I am really excited to share this spring curry with you because not only is it a delicious and easy-to-make one-pot meal any night of the week, but it also manages to bring together spring's best offerings in one dish. Spring feels like a fleeting season to me so I'm always anxious to find as many ways to embrace its delicacies that are rhubarb and asparagus. Rhubarb is in fact a vegetable, and a tart one at that. And while I love it in a crumble or cake, I wanted to work with its tartness this time rather than compete against it. And it just so happens to be quite a natural pairing with curry, as it provides the perfect counter to the sweet coconut milk. However, if rhubarb is not in season where you live, a tart green apple would be a good substitute.
This curry while substantial with red lentils and tofu, also emulates springtime with a fragrant freshness and gentler flavor. I don't use tofu often, but its silky, delicate texture was the perfect addition here. It really shines in this dish, so try to use the freshest, best quality tofu available. And the quick-pickled radishes are not to be overlooked. They bring the whole dish together, providing crunch and a sweet-tart contrast. Quick-pickled vegetables in general are a condiment I love to keep in my fridge because they provide a fresh zing that benefits so many dishes. After finishing the pickled radishes I had leftover pickling juice to which I added thinly sliced cucumber and continued using in the same way, not only to top this curry but also to top beet burgers and a rice bowl.
A Spring Lentil Curry with Quick Pickled Radishes
Notes: If rhubarb is not in season, substitute with 1 large tart green apple, peeled. If asparagus is not in season, substitute with 1 head broccoli and/or dark leafy greens such as Swiss chard or spinach.
- Generous knob of cold-pressed coconut oil
- 3 cloves garlic
- 1 red chili
- 2 inch piece ginger, skin removed
- 1 small bunch cilantro
- 1 1/3 cups (255 gr) red lentils, rinsed and drained
- 6 cups (1 liter + 450 ml) water
- 2 tsp. salt
- 2 stalks rhubarb
- 2 cups (500 ml) coconut milk
- 1 bunch asparagus, woody stems discarded and cut on a diagonal
- 2 cups (240 gr) frozen peas, defrosted
- 200 gr. firm tofu, cubed (preferably organic, non-GMO)

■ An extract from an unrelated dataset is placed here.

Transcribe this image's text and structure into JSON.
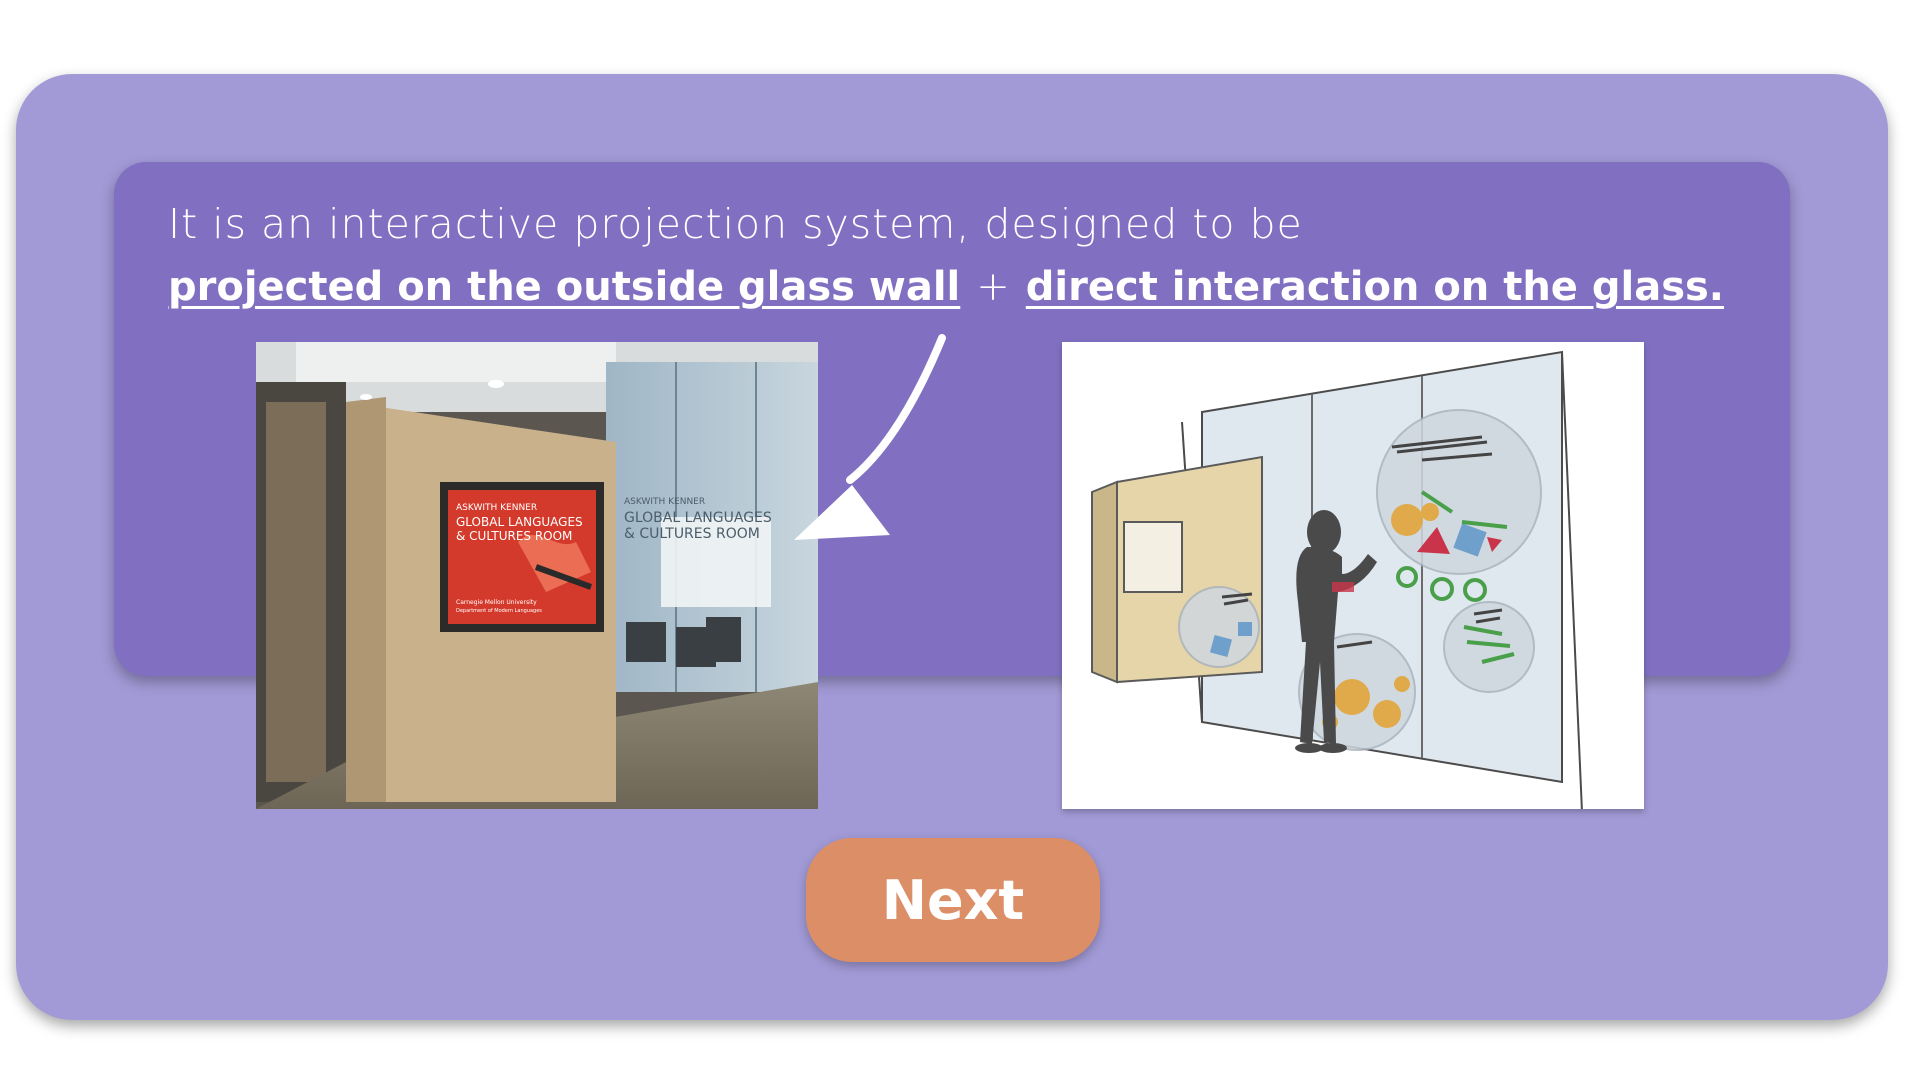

- Cooked brown or basmati rice
- Roasted cashews
- Fresh cilantro leaves
- Red chili
- Quick Pickled Radishes (recipe below)
- On a big cutting board prepare aromatics. Mince garlic and ginger, slice chili into thin rounds, and finely chop tender stems from a whole bunch of cilantro, setting aside the cilantro leaves to garnish individual bowls at the end.
- Heat coconut oil in a large Dutch oven or soup pot over medium to medium-high heat. Add aromatics and a pinch of salt, saute for a few minutes until fragrant.
- Add lentils, water, and salt. Cover, bring to a boil over high heat, then reduce heat to simmer. While water is coming to a boil, prepare rhubarb like you would celery. Trim ends and remove any tough thick strings the length of the stalk. Dice rhubarb and add to pot.
- Cook for 20 minutes, covered, until lentils and rhubarb are soft and soup has thickened, adding coconut milk a little at a time as more liquid is required.
- After 20 minutes add remaining coconut milk, asparagus, peas, and tofu. Re-cover and cook another 5 minutes, or until asparagus is just tender. Be careful to not overcook asparagus.
- Taste and adjust for seasoning.
- Serve over rice and top with cashews, cilantro, chili, and pickled radishes.
Quick Pickled Radishes
- 1/4 cup/60 ml lime juice (~1 juicy lime)
- 1/4 cup/60 ml apple cider vinegar
- 1 1/2 Tbsp. maple syrup (or natural, unrefined cane sugar/muscovado)
- 1/2 cup / 125 ml water
- 1 tsp. salt
- 14 radishes (or 2 small bunches), thinly sliced
- Add all ingredients, except for radishes, to a small saucepan and bring to a simmer over medium heat. Stir to make sure syrup or sugar is dissolved, then remove from heat.
- Add radishes to vinegar mixture, making sure they are submerged in the liquid, and set aside to cool completely. Transfer radishes and liquid to a glass jar with a screw-on lid; use immediately or store in the fridge.